Holding: The court would not reform the mortgage as the trustee intended only to obtain a personal loan and the lender gave him a personal loan.
Reasoning: “The plain words of the Note and Mortgage are consistent with Niakaros’ description of the loanthat it was a loan to him individually and was not intended to be secured by a mortgage on the Property owned by the Trust. This suggests that the Note was only meant as evidence of a loan to Niakaros individually and not Niakaros as a trustee. WaMu may have ultimately intended to obtain a mortgage on the Property in connection with this loan. But that is only speculation. What the evidence shows is that Niakaros asked for a personal loan, WaMu agreed to give him a personal loan, and WaMu prepared closing documents showing a personal loan. There is no “full, clear, and decisive proof” that both parties intended the loan to encumber the Property and that the Mortgage given by Niakaros individually was meant to have been given by the Trust. To the contrary, the evidence tends to show that Niakaros meant to encumber himself individually, and if the granting of a personal loan instead of a loan secured by the Property was a mistake, it was a unilateral mistake on the part of WaMu that I cannot and will not correct.”
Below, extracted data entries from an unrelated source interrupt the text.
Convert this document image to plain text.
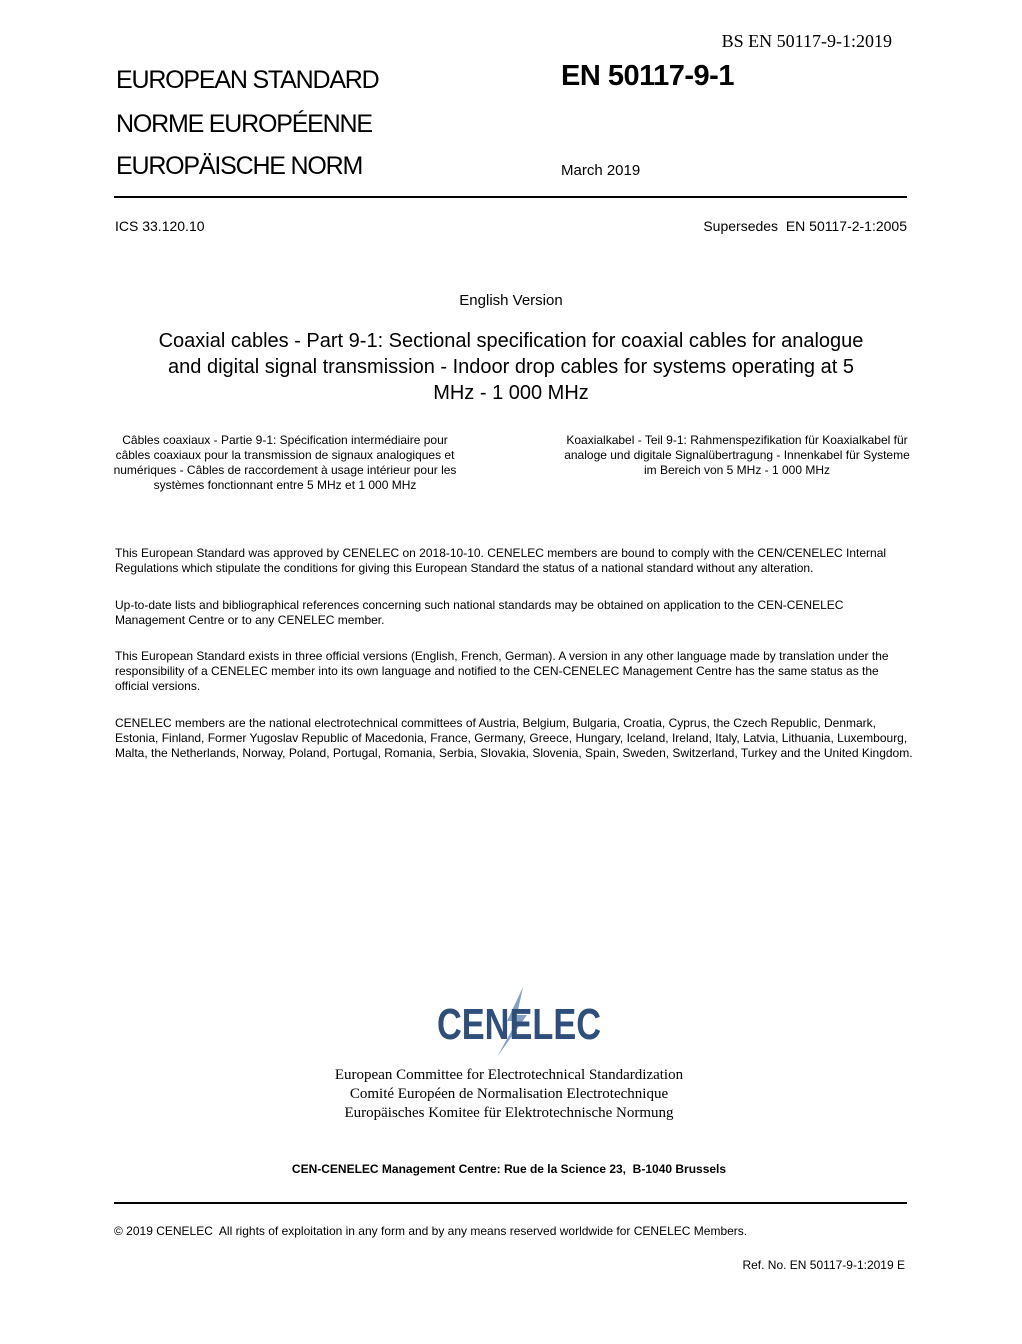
BS EN 50117-9-1:2019
EUROPEAN STANDARD
NORME EUROPÉENNE
EUROPÄISCHE NORM
EN 50117-9-1
March 2019
ICS 33.120.10	Supersedes  EN 50117-2-1:2005
English Version
Coaxial cables - Part 9-1: Sectional specification for coaxial cables for analogue and digital signal transmission - Indoor drop cables for systems operating at 5 MHz - 1 000 MHz
Câbles coaxiaux - Partie 9-1: Spécification intermédiaire pour câbles coaxiaux pour la transmission de signaux analogiques et numériques - Câbles de raccordement à usage intérieur pour les systèmes fonctionnant entre 5 MHz et 1 000 MHz
Koaxialkabel - Teil 9-1: Rahmenspezifikation für Koaxialkabel für analoge und digitale Signalübertragung - Innenkabel für Systeme im Bereich von 5 MHz - 1 000 MHz
This European Standard was approved by CENELEC on 2018-10-10. CENELEC members are bound to comply with the CEN/CENELEC Internal Regulations which stipulate the conditions for giving this European Standard the status of a national standard without any alteration.
Up-to-date lists and bibliographical references concerning such national standards may be obtained on application to the CEN-CENELEC Management Centre or to any CENELEC member.
This European Standard exists in three official versions (English, French, German). A version in any other language made by translation under the responsibility of a CENELEC member into its own language and notified to the CEN-CENELEC Management Centre has the same status as the official versions.
CENELEC members are the national electrotechnical committees of Austria, Belgium, Bulgaria, Croatia, Cyprus, the Czech Republic, Denmark, Estonia, Finland, Former Yugoslav Republic of Macedonia, France, Germany, Greece, Hungary, Iceland, Ireland, Italy, Latvia, Lithuania, Luxembourg, Malta, the Netherlands, Norway, Poland, Portugal, Romania, Serbia, Slovakia, Slovenia, Spain, Sweden, Switzerland, Turkey and the United Kingdom.
CENELEC
European Committee for Electrotechnical Standardization
Comité Européen de Normalisation Electrotechnique
Europäisches Komitee für Elektrotechnische Normung
CEN-CENELEC Management Centre: Rue de la Science 23,  B-1040 Brussels
© 2019 CENELEC  All rights of exploitation in any form and by any means reserved worldwide for CENELEC Members.
Ref. No. EN 50117-9-1:2019 E
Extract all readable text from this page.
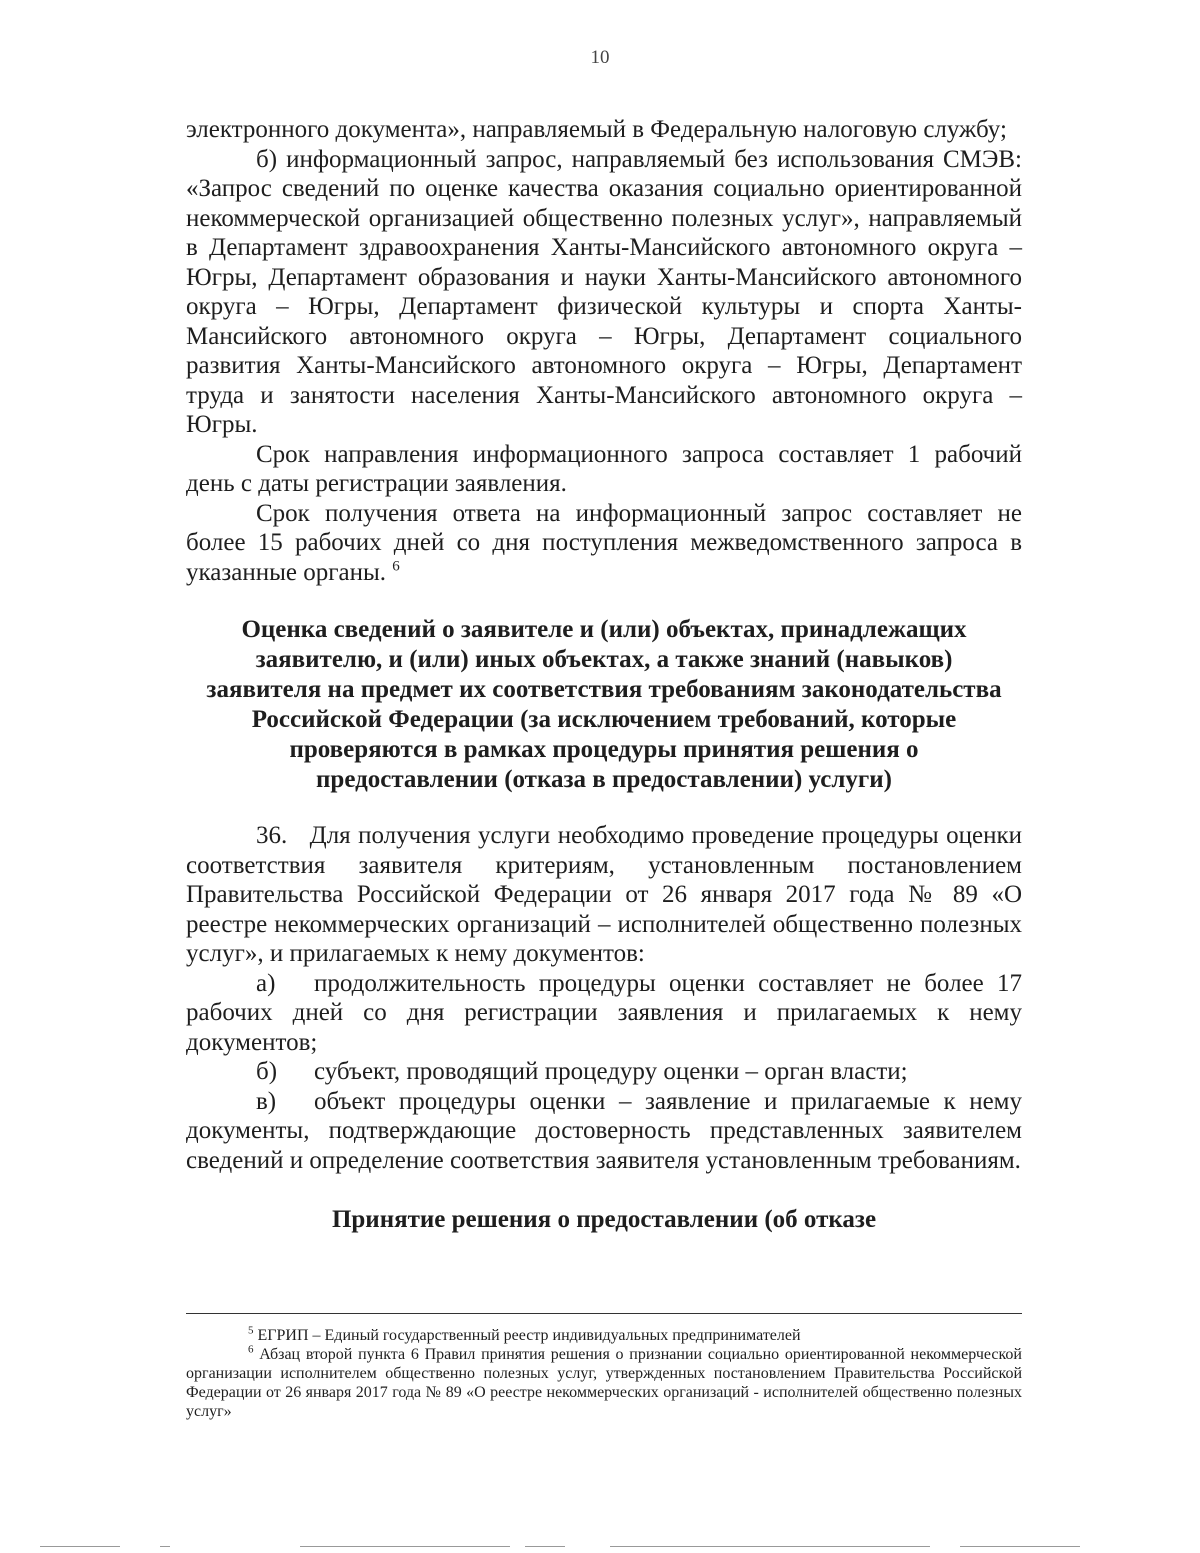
10

электронного документа», направляемый в Федеральную налоговую службу;

б) информационный запрос, направляемый без использования СМЭВ: «Запрос сведений по оценке качества оказания социально ориентированной некоммерческой организацией общественно полезных услуг», направляемый в Департамент здравоохранения Ханты-Мансийского автономного округа – Югры, Департамент образования и науки Ханты-Мансийского автономного округа – Югры, Департамент физической культуры и спорта Ханты-Мансийского автономного округа – Югры, Департамент социального развития Ханты-Мансийского автономного округа – Югры, Департамент труда и занятости населения Ханты-Мансийского автономного округа – Югры.

Срок направления информационного запроса составляет 1 рабочий день с даты регистрации заявления.

Срок получения ответа на информационный запрос составляет не более 15 рабочих дней со дня поступления межведомственного запроса в указанные органы. $^6$

Оценка сведений о заявителе и (или) объектах, принадлежащих заявителю, и (или) иных объектах, а также знаний (навыков) заявителя на предмет их соответствия требованиям законодательства Российской Федерации (за исключением требований, которые проверяются в рамках процедуры принятия решения о предоставлении (отказа в предоставлении) услуги)

36. Для получения услуги необходимо проведение процедуры оценки соответствия заявителя критериям, установленным постановлением Правительства Российской Федерации от 26 января 2017 года № 89 «О реестре некоммерческих организаций – исполнителей общественно полезных услуг», и прилагаемых к нему документов:

а) продолжительность процедуры оценки составляет не более 17 рабочих дней со дня регистрации заявления и прилагаемых к нему документов;

б) субъект, проводящий процедуру оценки – орган власти;

в) объект процедуры оценки – заявление и прилагаемые к нему документы, подтверждающие достоверность представленных заявителем сведений и определение соответствия заявителя установленным требованиям.

Принятие решения о предоставлении (об отказе

$^5$ ЕГРИП – Единый государственный реестр индивидуальных предпринимателей

$^6$ Абзац второй пункта 6 Правил принятия решения о признании социально ориентированной некоммерческой организации исполнителем общественно полезных услуг, утвержденных постановлением Правительства Российской Федерации от 26 января 2017 года № 89 «О реестре некоммерческих организаций - исполнителей общественно полезных услуг»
Notes: The lender also argued that the mortgage should be reformed on the theory of unjust enrichment. “Unjust enrichment is defined as retention of money or property of another against the fundamental principles of justice or equity and good conscience.'” Santagate v. Tower, 64 Mass. App. Ct. 324 , 328 (2005), quoting Taylor Woodrow Blitman Constr. Corp. v. Southfield Gardens Co., 534 F.Supp. 340, 347 (D. Mass. 1982). “Where the reasonable expectation of the parties was to give and receive a personal loan unrelated to the Property, reforming the Mortgage to encumber the Property would instead unjustly enrich JPMorgan. Moreover, Niakaros does not dispute he owes JPMorgan money in the form a loan. Therefore, he is not unjustly enriched as he is still bound by the debt obligation he sought.”